Short Interest, Upcoming Catalysts, And Liquidity
Why the focus on RILYZ? It’s the bond with one of the deepest discounts to liquidation value in RILY’s bond series. The company is set to redeem its 6.75% Senior Notes Due 5/31/2024 (NASDAQ:RILYO) in less than five weeks and the 2025 bonds are trading on moderate single-digit discounts to their liquidation value. The short interest in RILYZ was actually up since I last covered the ticker, a remarkable show of just how much the shorts believed in their entirely binary thesis. What’s left in this thesis? Not much due to is singular nature, the beginning of a short squeeze, and upcoming RILY catalysts that place the entire disintegrating arguments of the shorts at risk.
It’s important to note that none of the short arguments focused on potential bankruptcy risk from RILY’s financial performance. The selloff of the bonds was driven by anticipation of a non-10K filing and its now absence and what had always been nearly zero focus on the actual ability of RILY to meet interest payments places a RILYZ return to its prior peak of $18 back into play. RILY faces another upcoming positive catalyst from the outcome of its announced strategic review for its Great American Group business. A sale could take place later this year and should bolster RILY’s balance sheet. Management will likely provide an update at its first-quarter earnings call.

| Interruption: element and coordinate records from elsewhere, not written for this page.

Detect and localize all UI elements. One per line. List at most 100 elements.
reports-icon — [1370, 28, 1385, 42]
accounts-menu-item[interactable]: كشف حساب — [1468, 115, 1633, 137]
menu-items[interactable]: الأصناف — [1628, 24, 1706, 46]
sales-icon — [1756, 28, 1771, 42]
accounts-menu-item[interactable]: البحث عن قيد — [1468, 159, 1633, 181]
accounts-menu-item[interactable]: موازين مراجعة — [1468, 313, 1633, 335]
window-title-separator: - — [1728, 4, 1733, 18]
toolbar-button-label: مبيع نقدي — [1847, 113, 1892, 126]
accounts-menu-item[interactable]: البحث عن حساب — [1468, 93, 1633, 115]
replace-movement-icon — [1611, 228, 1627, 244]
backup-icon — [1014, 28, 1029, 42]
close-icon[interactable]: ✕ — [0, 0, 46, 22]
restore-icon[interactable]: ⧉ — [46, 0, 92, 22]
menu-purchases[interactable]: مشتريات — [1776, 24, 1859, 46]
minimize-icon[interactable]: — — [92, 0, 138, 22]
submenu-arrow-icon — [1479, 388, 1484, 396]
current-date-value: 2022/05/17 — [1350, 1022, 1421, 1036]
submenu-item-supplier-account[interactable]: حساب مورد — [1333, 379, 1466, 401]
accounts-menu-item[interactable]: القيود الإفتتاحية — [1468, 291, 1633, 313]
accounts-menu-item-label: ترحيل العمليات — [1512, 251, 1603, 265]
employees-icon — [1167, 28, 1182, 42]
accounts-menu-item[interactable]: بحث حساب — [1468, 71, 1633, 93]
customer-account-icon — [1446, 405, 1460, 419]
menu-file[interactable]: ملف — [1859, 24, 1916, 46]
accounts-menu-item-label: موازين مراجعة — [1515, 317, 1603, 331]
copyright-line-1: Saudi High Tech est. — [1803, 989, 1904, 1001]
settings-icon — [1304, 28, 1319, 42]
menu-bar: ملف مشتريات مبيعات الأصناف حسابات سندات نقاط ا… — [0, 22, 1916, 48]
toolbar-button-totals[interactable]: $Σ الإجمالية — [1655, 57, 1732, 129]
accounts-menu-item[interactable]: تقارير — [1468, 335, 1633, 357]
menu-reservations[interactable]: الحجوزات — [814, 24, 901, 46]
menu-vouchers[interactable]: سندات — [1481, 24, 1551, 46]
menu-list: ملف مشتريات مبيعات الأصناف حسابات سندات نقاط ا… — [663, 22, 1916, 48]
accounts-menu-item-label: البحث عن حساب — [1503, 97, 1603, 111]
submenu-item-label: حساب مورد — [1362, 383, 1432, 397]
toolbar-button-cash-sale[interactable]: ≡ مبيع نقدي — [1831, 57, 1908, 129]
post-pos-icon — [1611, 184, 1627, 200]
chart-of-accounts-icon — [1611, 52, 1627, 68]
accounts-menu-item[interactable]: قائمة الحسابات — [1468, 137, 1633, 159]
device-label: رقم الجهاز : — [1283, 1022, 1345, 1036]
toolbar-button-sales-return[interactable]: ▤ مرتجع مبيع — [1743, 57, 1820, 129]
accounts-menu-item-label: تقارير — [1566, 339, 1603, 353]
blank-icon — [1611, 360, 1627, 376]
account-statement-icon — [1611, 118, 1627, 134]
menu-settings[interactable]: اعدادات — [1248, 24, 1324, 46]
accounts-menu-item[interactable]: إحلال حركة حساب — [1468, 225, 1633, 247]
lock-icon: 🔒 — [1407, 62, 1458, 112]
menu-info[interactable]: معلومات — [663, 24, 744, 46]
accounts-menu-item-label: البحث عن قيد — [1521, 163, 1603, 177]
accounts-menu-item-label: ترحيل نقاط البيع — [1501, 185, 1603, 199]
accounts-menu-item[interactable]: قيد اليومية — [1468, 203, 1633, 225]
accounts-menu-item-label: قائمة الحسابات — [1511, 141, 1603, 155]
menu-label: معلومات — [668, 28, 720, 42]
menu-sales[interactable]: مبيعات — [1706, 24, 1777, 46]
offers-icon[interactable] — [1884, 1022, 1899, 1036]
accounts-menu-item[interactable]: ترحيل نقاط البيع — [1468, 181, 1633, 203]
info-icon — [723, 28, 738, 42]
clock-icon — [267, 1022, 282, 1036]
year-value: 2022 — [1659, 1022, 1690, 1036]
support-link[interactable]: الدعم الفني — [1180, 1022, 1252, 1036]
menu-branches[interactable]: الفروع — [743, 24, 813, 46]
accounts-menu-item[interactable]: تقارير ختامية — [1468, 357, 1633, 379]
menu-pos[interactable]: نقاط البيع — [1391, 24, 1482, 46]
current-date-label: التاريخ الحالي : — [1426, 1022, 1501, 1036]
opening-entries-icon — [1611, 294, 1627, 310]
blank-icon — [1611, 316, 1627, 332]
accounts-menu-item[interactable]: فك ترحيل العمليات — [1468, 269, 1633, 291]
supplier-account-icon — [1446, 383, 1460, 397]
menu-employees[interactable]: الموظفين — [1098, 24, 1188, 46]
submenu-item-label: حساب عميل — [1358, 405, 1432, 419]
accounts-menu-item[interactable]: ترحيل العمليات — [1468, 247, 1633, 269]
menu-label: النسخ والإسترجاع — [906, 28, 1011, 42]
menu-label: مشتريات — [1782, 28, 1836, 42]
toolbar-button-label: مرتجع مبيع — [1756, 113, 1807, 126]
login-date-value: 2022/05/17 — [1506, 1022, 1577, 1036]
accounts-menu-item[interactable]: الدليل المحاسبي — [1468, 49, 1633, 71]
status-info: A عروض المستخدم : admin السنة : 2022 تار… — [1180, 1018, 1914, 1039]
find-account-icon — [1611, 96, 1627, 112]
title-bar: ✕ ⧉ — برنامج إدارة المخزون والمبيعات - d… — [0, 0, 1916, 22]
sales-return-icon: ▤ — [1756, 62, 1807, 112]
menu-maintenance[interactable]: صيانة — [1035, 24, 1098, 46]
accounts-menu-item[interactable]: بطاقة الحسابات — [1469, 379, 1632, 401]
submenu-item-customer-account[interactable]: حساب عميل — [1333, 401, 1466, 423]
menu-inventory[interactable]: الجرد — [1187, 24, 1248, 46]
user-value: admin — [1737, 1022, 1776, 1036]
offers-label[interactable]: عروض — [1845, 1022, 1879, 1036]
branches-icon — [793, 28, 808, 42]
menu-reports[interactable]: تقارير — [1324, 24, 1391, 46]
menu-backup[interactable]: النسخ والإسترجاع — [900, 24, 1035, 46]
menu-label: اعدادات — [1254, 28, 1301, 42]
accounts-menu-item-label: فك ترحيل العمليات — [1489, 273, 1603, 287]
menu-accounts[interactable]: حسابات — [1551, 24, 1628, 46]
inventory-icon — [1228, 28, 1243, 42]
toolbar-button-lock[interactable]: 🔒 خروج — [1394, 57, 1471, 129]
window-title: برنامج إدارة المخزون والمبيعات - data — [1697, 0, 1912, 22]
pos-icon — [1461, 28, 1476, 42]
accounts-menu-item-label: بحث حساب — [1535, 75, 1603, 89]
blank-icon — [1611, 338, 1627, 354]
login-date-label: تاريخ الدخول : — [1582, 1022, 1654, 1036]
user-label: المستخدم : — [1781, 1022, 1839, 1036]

The focus should now turn to RILY’s liquidity. The company held $1.09 billion of securities and other investments at fair value at the end of its fourth quarter. There is also $532.4 million of loans receivable at fair value. RILY generated $24.5 million in cash from its operating activities in 2023, up from the prior year with the bank facing a healthier macro backdrop in 2024 and with activity across its Capital Markets segment set for recovery as the market looks to recover from the slump induced by base interest rates being hiked to 22-year highs in 2023.
RILY also has a $200 million asset based credit facility with Wells Fargo Bank (WFC) that had no outstanding borrowing as of the end of the fourth quarter and does not mature until 2027. Hence, with RILY’s ability to meet its bond payments from its operations really never in question, pending Fed rates cuts later this year, and a pick up of capital market activity, RILYZ looks set to move back to its fundamental value closer to liquidation. This would mean the only discounting it is subject to would be from the positive duration impact of higher base interest rates. With the core bearish arguments dead, the company now faces a sustained recovery to pre-10K fears highs. I remain long.